Mark Salley, spokesman for the health department, said it is too premature to discuss strategies being discussed to increase oversight. But he added that there is reason to be concerned.
“When we have a situation — such as the one that was testified to at the Board meeting, when a single doctor had signed up 200 patients in a single day for the marijuana registry — it makes us be concerned about potential abuse of the registry,” he said.
Faulty statistics cited
Health officials stated at the public hearing last month that the average age of medical marijuana patients is 24 years old.

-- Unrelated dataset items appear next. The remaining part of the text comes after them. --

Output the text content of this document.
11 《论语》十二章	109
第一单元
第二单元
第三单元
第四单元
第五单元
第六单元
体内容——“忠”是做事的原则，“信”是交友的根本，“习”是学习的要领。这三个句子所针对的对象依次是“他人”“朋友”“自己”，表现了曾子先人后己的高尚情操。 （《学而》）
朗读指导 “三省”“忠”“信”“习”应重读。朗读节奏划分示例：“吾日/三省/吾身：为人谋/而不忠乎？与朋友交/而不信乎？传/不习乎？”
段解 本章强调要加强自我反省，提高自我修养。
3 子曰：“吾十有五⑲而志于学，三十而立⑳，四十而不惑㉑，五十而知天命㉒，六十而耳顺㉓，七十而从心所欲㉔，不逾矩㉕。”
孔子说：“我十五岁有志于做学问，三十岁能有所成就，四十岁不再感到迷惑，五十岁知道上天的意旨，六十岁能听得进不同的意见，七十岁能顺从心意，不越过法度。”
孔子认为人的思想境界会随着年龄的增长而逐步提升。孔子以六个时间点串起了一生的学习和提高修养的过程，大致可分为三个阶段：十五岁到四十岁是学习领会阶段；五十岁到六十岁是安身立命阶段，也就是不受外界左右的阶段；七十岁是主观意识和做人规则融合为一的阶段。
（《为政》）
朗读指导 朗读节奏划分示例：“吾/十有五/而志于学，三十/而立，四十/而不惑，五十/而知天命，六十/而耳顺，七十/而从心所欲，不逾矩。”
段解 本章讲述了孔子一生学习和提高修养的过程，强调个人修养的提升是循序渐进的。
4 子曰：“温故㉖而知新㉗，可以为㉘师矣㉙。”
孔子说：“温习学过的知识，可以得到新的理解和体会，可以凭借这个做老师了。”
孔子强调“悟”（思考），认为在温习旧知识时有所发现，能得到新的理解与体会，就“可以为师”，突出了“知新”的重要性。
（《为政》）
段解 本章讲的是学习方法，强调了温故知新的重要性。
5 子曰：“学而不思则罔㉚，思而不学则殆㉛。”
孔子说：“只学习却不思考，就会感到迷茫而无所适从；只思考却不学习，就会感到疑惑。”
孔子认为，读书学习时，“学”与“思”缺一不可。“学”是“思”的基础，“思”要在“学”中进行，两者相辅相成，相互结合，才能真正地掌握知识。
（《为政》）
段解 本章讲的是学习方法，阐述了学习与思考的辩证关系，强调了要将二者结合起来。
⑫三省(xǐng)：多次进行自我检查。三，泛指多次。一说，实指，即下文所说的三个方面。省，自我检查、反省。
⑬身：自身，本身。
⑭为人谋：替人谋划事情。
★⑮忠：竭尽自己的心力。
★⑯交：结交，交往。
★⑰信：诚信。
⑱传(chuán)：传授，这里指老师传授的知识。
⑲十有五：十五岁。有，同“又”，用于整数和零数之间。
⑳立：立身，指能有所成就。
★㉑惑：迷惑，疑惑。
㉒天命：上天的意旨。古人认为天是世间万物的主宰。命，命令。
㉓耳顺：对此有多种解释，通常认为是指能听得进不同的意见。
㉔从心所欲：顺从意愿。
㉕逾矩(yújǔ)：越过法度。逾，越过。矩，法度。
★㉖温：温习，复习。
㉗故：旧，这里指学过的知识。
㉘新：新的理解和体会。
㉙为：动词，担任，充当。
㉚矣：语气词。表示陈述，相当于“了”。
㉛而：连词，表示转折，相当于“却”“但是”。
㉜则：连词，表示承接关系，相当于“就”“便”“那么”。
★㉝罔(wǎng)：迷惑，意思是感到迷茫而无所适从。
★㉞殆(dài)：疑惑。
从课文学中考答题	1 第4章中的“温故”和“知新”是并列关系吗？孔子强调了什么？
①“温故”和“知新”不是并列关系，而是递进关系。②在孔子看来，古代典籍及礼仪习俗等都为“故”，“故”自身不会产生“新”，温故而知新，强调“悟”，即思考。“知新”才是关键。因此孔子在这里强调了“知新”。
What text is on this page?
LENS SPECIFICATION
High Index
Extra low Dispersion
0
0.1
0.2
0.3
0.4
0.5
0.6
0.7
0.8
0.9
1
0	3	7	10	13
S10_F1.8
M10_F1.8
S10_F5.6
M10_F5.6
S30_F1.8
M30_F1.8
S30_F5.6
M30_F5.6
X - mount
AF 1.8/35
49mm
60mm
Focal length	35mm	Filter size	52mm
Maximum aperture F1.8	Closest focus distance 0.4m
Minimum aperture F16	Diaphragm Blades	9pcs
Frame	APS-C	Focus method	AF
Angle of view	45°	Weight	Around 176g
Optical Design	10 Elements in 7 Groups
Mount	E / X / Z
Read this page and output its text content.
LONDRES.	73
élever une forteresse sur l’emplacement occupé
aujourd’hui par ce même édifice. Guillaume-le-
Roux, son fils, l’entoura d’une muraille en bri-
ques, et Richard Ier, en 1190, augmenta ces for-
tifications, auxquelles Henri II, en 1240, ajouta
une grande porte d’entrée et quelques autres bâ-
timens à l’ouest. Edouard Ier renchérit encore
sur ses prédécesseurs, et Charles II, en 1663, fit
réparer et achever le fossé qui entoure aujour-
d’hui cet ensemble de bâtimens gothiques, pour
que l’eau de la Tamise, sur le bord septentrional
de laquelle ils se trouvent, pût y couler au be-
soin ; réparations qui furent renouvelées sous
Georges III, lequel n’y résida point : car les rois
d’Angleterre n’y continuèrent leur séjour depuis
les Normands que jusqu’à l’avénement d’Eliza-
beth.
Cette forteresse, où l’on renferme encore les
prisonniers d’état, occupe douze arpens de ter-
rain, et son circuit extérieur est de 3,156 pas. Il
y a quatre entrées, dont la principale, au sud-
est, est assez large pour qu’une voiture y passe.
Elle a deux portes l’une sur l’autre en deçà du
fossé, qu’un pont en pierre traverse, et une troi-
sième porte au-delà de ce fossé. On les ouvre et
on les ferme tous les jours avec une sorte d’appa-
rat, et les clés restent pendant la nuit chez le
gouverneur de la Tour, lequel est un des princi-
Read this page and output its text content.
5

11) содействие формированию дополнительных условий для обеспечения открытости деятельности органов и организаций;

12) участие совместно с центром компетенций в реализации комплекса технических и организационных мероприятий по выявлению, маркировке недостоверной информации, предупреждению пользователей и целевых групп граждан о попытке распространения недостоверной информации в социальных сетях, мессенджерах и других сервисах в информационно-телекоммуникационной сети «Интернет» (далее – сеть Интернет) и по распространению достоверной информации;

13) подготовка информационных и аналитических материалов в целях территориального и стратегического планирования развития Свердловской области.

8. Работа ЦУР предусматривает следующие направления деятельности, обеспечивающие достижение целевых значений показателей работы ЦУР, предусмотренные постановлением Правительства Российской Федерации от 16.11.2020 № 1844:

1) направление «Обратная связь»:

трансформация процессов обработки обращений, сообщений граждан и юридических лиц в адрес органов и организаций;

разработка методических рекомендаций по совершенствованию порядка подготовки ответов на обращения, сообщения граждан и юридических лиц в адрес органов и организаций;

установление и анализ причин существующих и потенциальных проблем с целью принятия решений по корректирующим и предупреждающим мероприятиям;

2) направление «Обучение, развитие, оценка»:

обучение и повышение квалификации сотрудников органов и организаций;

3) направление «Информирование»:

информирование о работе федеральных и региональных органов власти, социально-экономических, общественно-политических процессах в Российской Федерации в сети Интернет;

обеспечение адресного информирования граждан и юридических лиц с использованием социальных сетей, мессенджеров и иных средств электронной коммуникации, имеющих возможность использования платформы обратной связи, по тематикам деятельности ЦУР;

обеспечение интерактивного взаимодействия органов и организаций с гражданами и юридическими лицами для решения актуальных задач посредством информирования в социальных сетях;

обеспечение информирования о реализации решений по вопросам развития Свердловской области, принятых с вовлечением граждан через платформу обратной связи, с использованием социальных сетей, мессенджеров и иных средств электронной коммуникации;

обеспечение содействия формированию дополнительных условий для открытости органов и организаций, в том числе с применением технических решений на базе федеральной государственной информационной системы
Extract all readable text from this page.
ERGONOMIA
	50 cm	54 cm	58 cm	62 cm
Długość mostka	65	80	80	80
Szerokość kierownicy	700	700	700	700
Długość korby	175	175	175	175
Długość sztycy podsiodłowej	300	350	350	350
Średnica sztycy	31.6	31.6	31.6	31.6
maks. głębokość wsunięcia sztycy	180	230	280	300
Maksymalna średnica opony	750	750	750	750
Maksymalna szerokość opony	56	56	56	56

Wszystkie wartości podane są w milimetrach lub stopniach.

But when asked by board members for actual data because there was conflicting statistics, the evidence was unavailable.
Vicente says his organization has examined the data and has found the average age of medical marijuana patients to be 41 years old.
“It’s unbelievable, these people are full of this,” said Vicente. “We were trying to get that, we were shocked, we were like, ‘How could it possibly have dropped to 24?’ Statistically that was crazy, and ultimately it was untrue, it was a falsehood furthered by the health department.”
Health officials said their false testimony was the result of a “computer error.”
Statistics released by the health department indicate that from July 2008 through June, 1,792 registry cards were issued to men under age 30, of which 89 percent had the diagnosis of severe pain. They say the “young males” represent 22 percent of all applications received during that time.
During the last six months of 2008 there was an average of 70 applications per month for men under age 30 with severe pain; in May there were 264 such applications; and in June there were 364.
Attempt to limit registry?
Vicente says he is concerned that health officials are still attempting to limit the registry, which would lead to patients struggling to find care. He points out that more than 900 doctors have written authorizations for medical marijuana.
“It’s Sensible Colorado’s belief that the vast majority of these recommendations are valid,” said Vicente. “Hopefully (health officials) won’t take any action that would lead to less people using the program and infringe on the doctor-patient relationship in any way.”